Dad made us pancakes shaped like dogs, bears and faces, he was an expert with banana splits, rootbeer floats and homemade pizza. He popped giant grocery bags of popcorn to take to the movies, and packed me the same lunch every day for the four years in hugh school...Bolony, lettuce and mayonaise sandwich, two cookies and an apple. Vivid memory in my book.
Dad was a steady, grounding force for us. There to help when our lives fell apart, were in peril, or we were homesick. I remember him watching the evening news, quietly weeping, when my brother was in Viet Nam, and weeping again when he returned safely. His remedy to our life speed bumps was to write a letter. He wrote to me at camp as a kid, and throughout my life when I lived in places far from home. He wrote to Edward in Viet Nam, to Teddy when he moved to Minnesota and Canada, and Anne, when she moved to Florida. It might not be a long letter, but perhaps a card with a newspaper clipping in it, the actual letter written in the margin. I think we were the only people able to decipher his tiny chicken scratch handwriting. I don't have the letters; but the memories of them fill many pages in my book.

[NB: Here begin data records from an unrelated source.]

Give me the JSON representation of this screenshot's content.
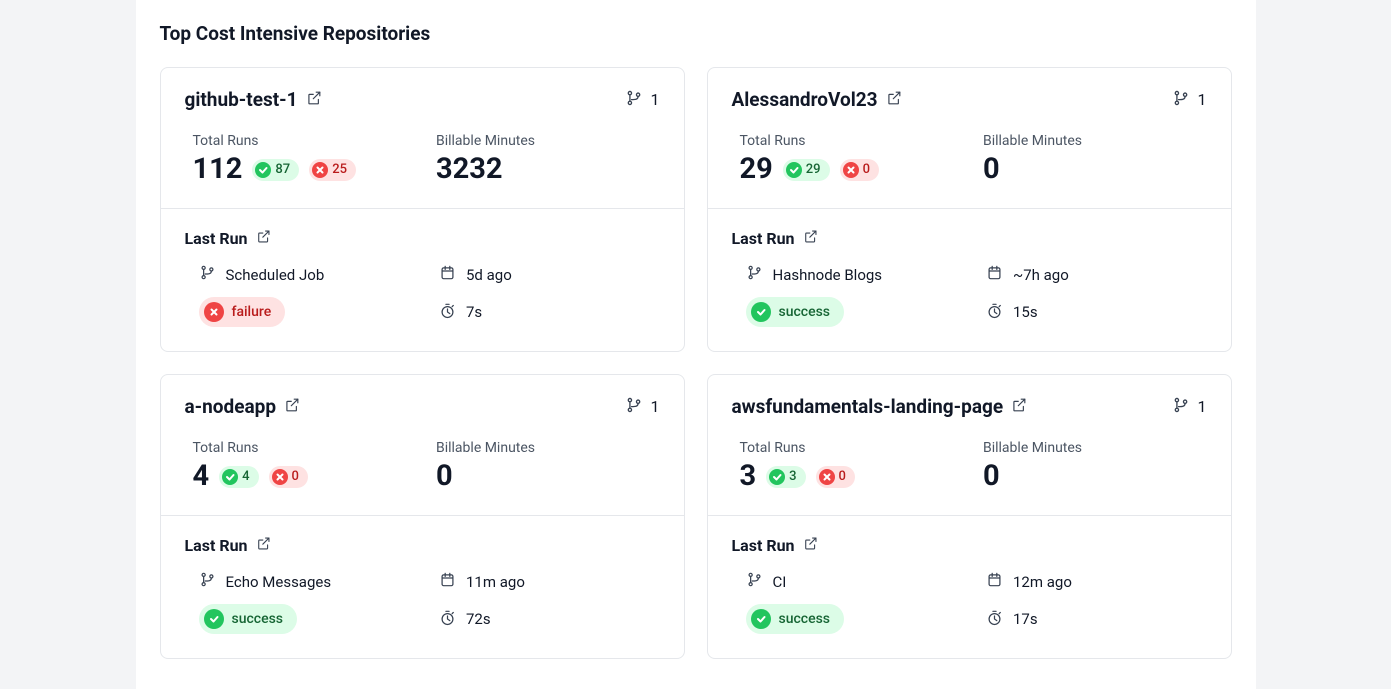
{
  "section_title": "Top Cost Intensive Repositories",
  "labels": {
    "total_runs": "Total Runs",
    "billable_minutes": "Billable Minutes",
    "last_run": "Last Run"
  },
  "repos": [
    {
      "name": "github-test-1",
      "branch_count": "1",
      "total_runs": "112",
      "success_runs": "87",
      "failure_runs": "25",
      "billable_minutes": "3232",
      "last_run": {
        "workflow": "Scheduled Job",
        "when": "5d ago",
        "status": "failure",
        "duration": "7s"
      }
    },
    {
      "name": "AlessandroVol23",
      "branch_count": "1",
      "total_runs": "29",
      "success_runs": "29",
      "failure_runs": "0",
      "billable_minutes": "0",
      "last_run": {
        "workflow": "Hashnode Blogs",
        "when": "~7h ago",
        "status": "success",
        "duration": "15s"
      }
    },
    {
      "name": "a-nodeapp",
      "branch_count": "1",
      "total_runs": "4",
      "success_runs": "4",
      "failure_runs": "0",
      "billable_minutes": "0",
      "last_run": {
        "workflow": "Echo Messages",
        "when": "11m ago",
        "status": "success",
        "duration": "72s"
      }
    },
    {
      "name": "awsfundamentals-landing-page",
      "branch_count": "1",
      "total_runs": "3",
      "success_runs": "3",
      "failure_runs": "0",
      "billable_minutes": "0",
      "last_run": {
        "workflow": "CI",
        "when": "12m ago",
        "status": "success",
        "duration": "17s"
      }
    }
  ]
}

Mom and Dad finished their life journey, retiring to Harlingen and making their home at Fig Tree Resort for over 30 years. Their traveling friends were here, their new friends were here. They rarely left this place to visit us kids or grandkids, but we always made the journey to spend as much time with them as we could.
Anne and Dan moved here to be closer to Mom and Dad, providing a comforting family presence through their declining years. Dad had his buddies to play pool with, he went golfing with the guys and walked his dog, Millie, every day, making friends with everyone and chatting with the other dog lovers. Mom played Pokeno at the hall until she was too blind to negotiate her card. My memory of their happiness with living here fill the later pages of my memory book.
Dad tenderly cared for Mom during her battle with blindness and pulmonary hypertension. He did the best he could and was her loving companion and best friend until she passed. My fondest memories of them as a couple are their holding hands when walking, having a laugh over dad's cornball jokes at the dinner table and talking about traveling and all the wonderful things they had seen in the 85 years they had together as friends, sweethearts and husband and wife. In times of overwhelming grief, I'll always have those thoughts and feel comforted that they are together for eternity.
Dad closed his book on September 23, 2022. My book is thick and packed with memories, but not yet finished. I hope my children and grandchildren will also have the same memories of my parents to pass on to their families. 
We will never forget you, Dad.

I haven't been up to quilting or sewing yet, but I'm sure my mojo will return soon.